〇〇クルーザーといえば、ユーザーにとって”苦い想い”がある。それは、TJクルーザーだ。
2017年の東京モーターショーで世界初公開された際、筆者はトヨタブース内で以前からの知り合いを含む複数人のトヨタ関係者から「市場動向を見極めてから量産へ」といった声を聞いていた。
実際、展示されたコンセプトモデルの外観はボディのウエストラインから天井までの、いわゆる上屋(うわや)が小さい独特の意匠だが、インテリアの出来栄えから量産前提というトヨタの想いが伝わってきた。
ダッシュボードのデザイン、そして助手席とリアシートがフルフラットになる機構など、とてもしっかりと出来ていた印象がある。

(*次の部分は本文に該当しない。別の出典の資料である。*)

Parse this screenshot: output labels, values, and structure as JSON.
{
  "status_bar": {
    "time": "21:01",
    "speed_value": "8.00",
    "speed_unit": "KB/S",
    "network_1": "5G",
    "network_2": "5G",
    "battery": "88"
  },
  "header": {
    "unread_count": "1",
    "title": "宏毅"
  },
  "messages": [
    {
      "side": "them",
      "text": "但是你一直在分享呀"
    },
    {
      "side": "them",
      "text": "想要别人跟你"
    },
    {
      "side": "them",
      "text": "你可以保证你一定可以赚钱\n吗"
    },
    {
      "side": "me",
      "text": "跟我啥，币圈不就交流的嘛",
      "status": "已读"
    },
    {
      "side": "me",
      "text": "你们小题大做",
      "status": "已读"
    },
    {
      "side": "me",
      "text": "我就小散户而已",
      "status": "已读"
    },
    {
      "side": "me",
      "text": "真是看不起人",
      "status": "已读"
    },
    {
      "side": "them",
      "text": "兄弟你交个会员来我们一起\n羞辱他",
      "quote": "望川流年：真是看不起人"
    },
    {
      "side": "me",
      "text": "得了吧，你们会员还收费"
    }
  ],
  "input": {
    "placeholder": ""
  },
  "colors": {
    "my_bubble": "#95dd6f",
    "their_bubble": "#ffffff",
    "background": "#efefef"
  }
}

プラットフォームもプリウスやカムリと共通で、当時トヨタ車が続々と転換していたTNGA(トヨタ・ニュー・グローバル・アーキテクチャー)を採用するといった触れ込みも、量産前提の条件として理解できる内容だった。
その後、自動車メディアの一部ではTJクルーザー量産化を指摘する記事が出たが、結果的にTJクルーザー量産計画は事実上、フェードアウトしてしまったようだ。
なぜだろうか? ひとつは、社内体制の中で意思決定プロセスに関することではないか。
TJクルーザーのコンセプトモデルが登場した当時、トヨタは社内カンパニー制という新体制に移行してから1年ほどであり、筆者の記憶が正しければTJクルーザーはCV(コマーシャルヴィークル)カンパニーが対応していたと思う。
つまり、これはランドクルーザーや各種ミニバンを担当するトヨタ車体だ。
その後のトヨタのSUV戦略では、RAV4を中核に、ヤリスクロス、カローラクロス、ハリアー、さらにダイハツとの連携でライズという、乗用車からのクロスオーバーとしてのSUVが主流となっていった。
ミニバンとSUVの融合というTJクルーザーでは、トヨタが想定する販売台数に達することが難しい、または海外市場での需要があまり見込めない、といったトヨタ上層部の経営判断からTJクルーザーは事実上、お蔵入りになってしまったのかもしれない。
また、当時の報道で「FJクルーザー後継」という言い回しを数多く見たが、FJクルーザーがアメリカ主体の海外モデル専用車だった時代からその動向を知る者のひとりとしては、TJクルーザーとFJクルーザーは同一線上にいる製品でないように感じていた。
なぜならば、FJクルーザーには、GMハマーH3というガチンコライバルがいたからだ。当時、アメリカ国内で両モデルの比較試乗を各種メディア向けに頻繁を行った者として、そう感じる。
一方、TJクルーザーは上屋の小ささという外観意匠ではFJクルーザーっぽさが少しあるが、実際のライバルは三菱デリカD:5であった。トヨタとして、競合他社による”唯一無二の存在”は基本的に許さない、といった営業戦略の現われだろう。
いずれにしても、前述のトヨタ新BEVラインアップの中にTJクルーザーらしきモデルはなく、それに代わって注目が集まっているのがコンパクトクルーザーだ。
e-TNGA採用のコンパクトクルーザーが、トヨタBEV飛躍の起爆剤になるだろう。今後のトヨタの動向を注視していきたい。